Continuing east towards the Badger Bridge, there are some small boat marinas.  Captain Wilson informed us that the Badger Bridge was down for rail traffic.  This brought back a memory from 2002 when I was bringing my sailboat back from this location to Long Beach and had to wait 45 minutes for a PHL train to clear the bridge. 


Fortunately, the PHL train this day was very short and the bridge was raised for our tour boat.  The locomotive is a PHL engine that is leased.  East of Badger Bridge is the Heim Bridge which handles vehicular traffic on the 47 Terminal Island Freeway.  It too is a lift bridge operated by CalTrans, the California Department of Transportaiotn.  It has been used many times for filming car commercials. 


The PHL dispatch office is also located at Badger Bridge.  This 2 track bridge replaced a single track bridge in the late 1990's.
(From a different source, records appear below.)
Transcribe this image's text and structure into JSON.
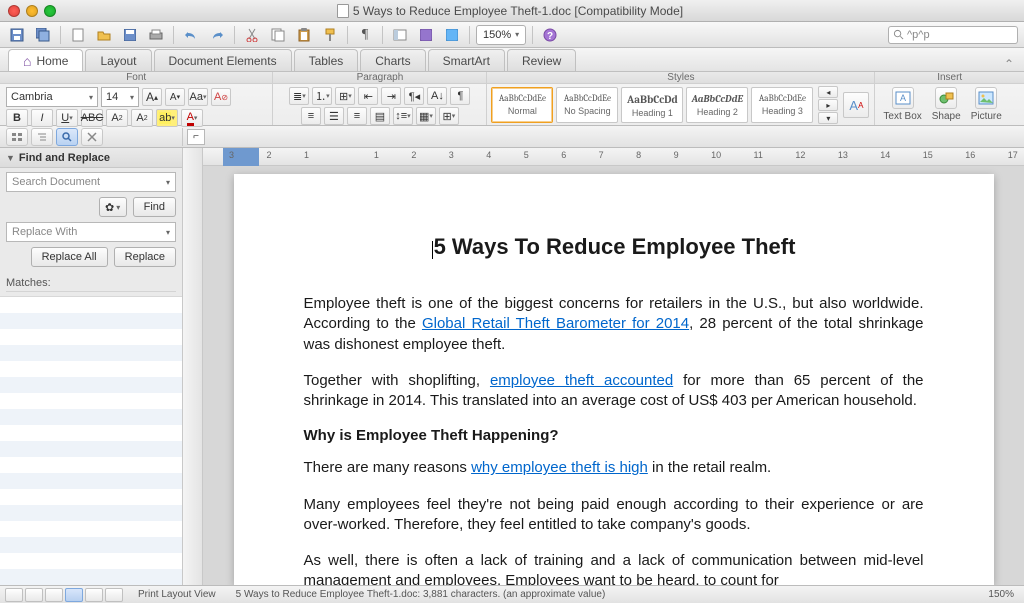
{
  "window": {
    "title": "5 Ways to Reduce Employee Theft-1.doc [Compatibility Mode]"
  },
  "qat": {
    "zoom": "150%",
    "search_value": "^p^p"
  },
  "tabs": [
    "Home",
    "Layout",
    "Document Elements",
    "Tables",
    "Charts",
    "SmartArt",
    "Review"
  ],
  "ribbon": {
    "groups": {
      "font": "Font",
      "paragraph": "Paragraph",
      "styles": "Styles",
      "insert": "Insert"
    },
    "font": {
      "name": "Cambria",
      "size": "14"
    },
    "styles": [
      {
        "preview": "AaBbCcDdEe",
        "label": "Normal",
        "sel": true
      },
      {
        "preview": "AaBbCcDdEe",
        "label": "No Spacing"
      },
      {
        "preview": "AaBbCcDd",
        "label": "Heading 1",
        "bold": true
      },
      {
        "preview": "AaBbCcDdE",
        "label": "Heading 2",
        "italic": true,
        "bold": true
      },
      {
        "preview": "AaBbCcDdEe",
        "label": "Heading 3"
      }
    ],
    "insert": [
      "Text Box",
      "Shape",
      "Picture"
    ]
  },
  "sidebar": {
    "title": "Find and Replace",
    "search_placeholder": "Search Document",
    "find": "Find",
    "replace_placeholder": "Replace With",
    "replace_all": "Replace All",
    "replace": "Replace",
    "matches": "Matches:"
  },
  "ruler_numbers": [
    "3",
    "2",
    "1",
    "",
    "1",
    "2",
    "3",
    "4",
    "5",
    "6",
    "7",
    "8",
    "9",
    "10",
    "11",
    "12",
    "13",
    "14",
    "15",
    "16",
    "17"
  ],
  "document": {
    "title": "5 Ways To Reduce Employee Theft",
    "p1a": "Employee theft is one of the biggest concerns for retailers in the U.S., but also worldwide. According to the ",
    "p1_link": "Global Retail Theft Barometer for 2014",
    "p1b": ", 28 percent of the total shrinkage was dishonest employee theft.",
    "p2a": "Together with shoplifting, ",
    "p2_link": "employee theft accounted",
    "p2b": " for more than 65 percent of the shrinkage in 2014. This translated into an average cost of US$ 403 per American household.",
    "h2": "Why is Employee Theft Happening?",
    "p3a": "There are many reasons ",
    "p3_link": "why employee theft is high",
    "p3b": " in the retail realm.",
    "p4": "Many employees feel they're not being paid enough according to their experience or are over-worked. Therefore, they feel entitled to take company's goods.",
    "p5": " As well, there is often a lack of training and a lack of communication between mid-level management and employees. Employees want to be heard, to count for"
  },
  "status": {
    "view": "Print Layout View",
    "info": "5 Ways to Reduce Employee Theft-1.doc: 3,881 characters. (an approximate value)",
    "zoom": "150%"
  }
}
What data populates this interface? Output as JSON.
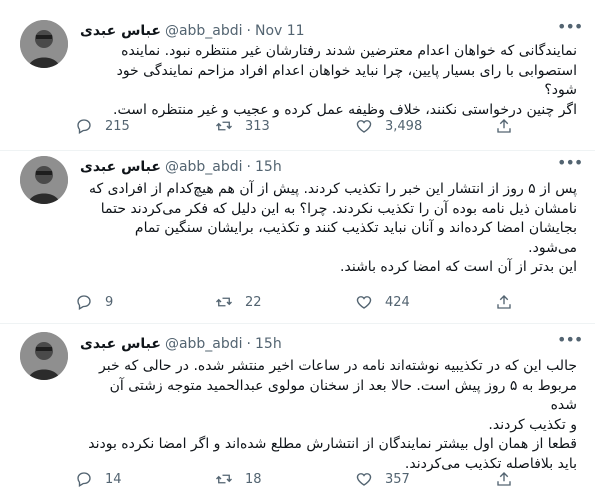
{
  "tweets": [
    {
      "name": "عباس عبدی",
      "handle": "@abb_abdi",
      "dot": "·",
      "time": "Nov 11",
      "lines": [
        "نمایندگانی که خواهان اعدام معترضین شدند رفتارشان غیر منتظره نبود. نماینده",
        "استصوابی با رای بسیار پایین، چرا نباید خواهان اعدام افراد مزاحم نمایندگی خود شود؟",
        "اگر چنین درخواستی نکنند، خلاف وظیفه عمل کرده و عجیب و غیر منتظره است."
      ],
      "replies": "215",
      "retweets": "313",
      "likes": "3,498"
    },
    {
      "name": "عباس عبدی",
      "handle": "@abb_abdi",
      "dot": "·",
      "time": "15h",
      "lines": [
        "پس از ۵ روز از انتشار این خبر را تکذیب کردند. پیش از آن هم هیچ‌کدام از افرادی که",
        "نامشان ذیل نامه بوده آن را تکذیب نکردند. چرا؟ به این دلیل که فکر می‌کردند حتما",
        "بجایشان امضا کرده‌اند و آنان نباید تکذیب کنند و تکذیب، برایشان سنگین تمام",
        "می‌شود.",
        "این بدتر از آن است که امضا کرده باشند."
      ],
      "replies": "9",
      "retweets": "22",
      "likes": "424"
    },
    {
      "name": "عباس عبدی",
      "handle": "@abb_abdi",
      "dot": "·",
      "time": "15h",
      "lines": [
        "جالب این که در تکذیبیه نوشته‌اند نامه در ساعات اخیر منتشر شده. در حالی که خبر",
        "مربوط به ۵ روز پیش است. حالا بعد از سخنان مولوی عبدالحمید متوجه زشتی آن شده",
        "و تکذیب کردند.",
        "قطعا از همان اول بیشتر نمایندگان از انتشارش مطلع شده‌اند و اگر امضا نکرده بودند",
        "باید بلافاصله تکذیب می‌کردند."
      ],
      "replies": "14",
      "retweets": "18",
      "likes": "357"
    }
  ],
  "icons": {
    "more": "more-horizontal-icon",
    "reply": "reply-icon",
    "retweet": "retweet-icon",
    "like": "heart-icon",
    "share": "share-icon"
  },
  "colors": {
    "text": "#0f1419",
    "secondary": "#536471",
    "divider": "#eff3f4"
  }
}
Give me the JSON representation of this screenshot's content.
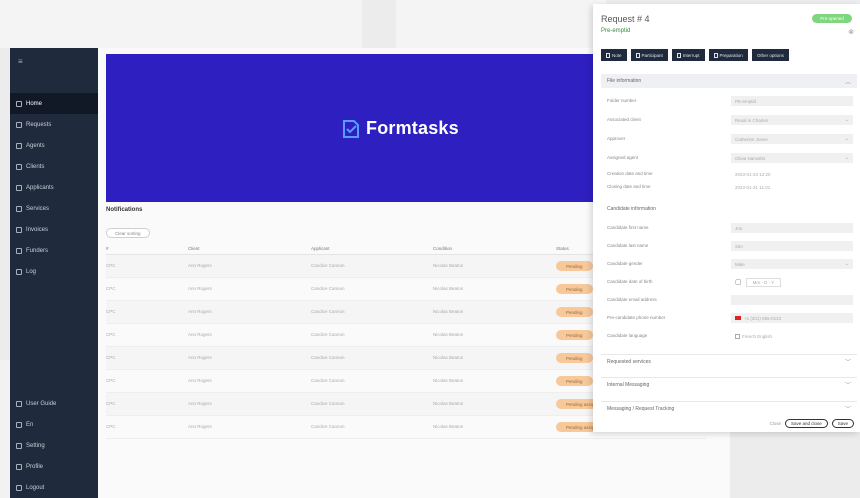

On the Long Beach side between the ship channel and Ocean Boulevard is a yet to be built terminal which had large piles of dirt stored for several years.  This dirt was produced form digging the Alameda Corridor trench. 



Past the bridge are more shipping terninals on the Long Beach Harbor side, including container, bulk petroleum and more automobiles.  Downtown Long Beach is visible in the distance. 


Bulk oil carriers are hemmed in by spill booms to prevent pollution.  Lexus vehicles are handled at this location. 


The Gerald Desmond bridge connects downtown Long Beach with Terminal Island.  Built in 1968, it is nearing its useful lifetime.  Its low soffit elevation prevents the newer ships from passing under.  The replacement bridge is estimated to cost around 900 million dollars.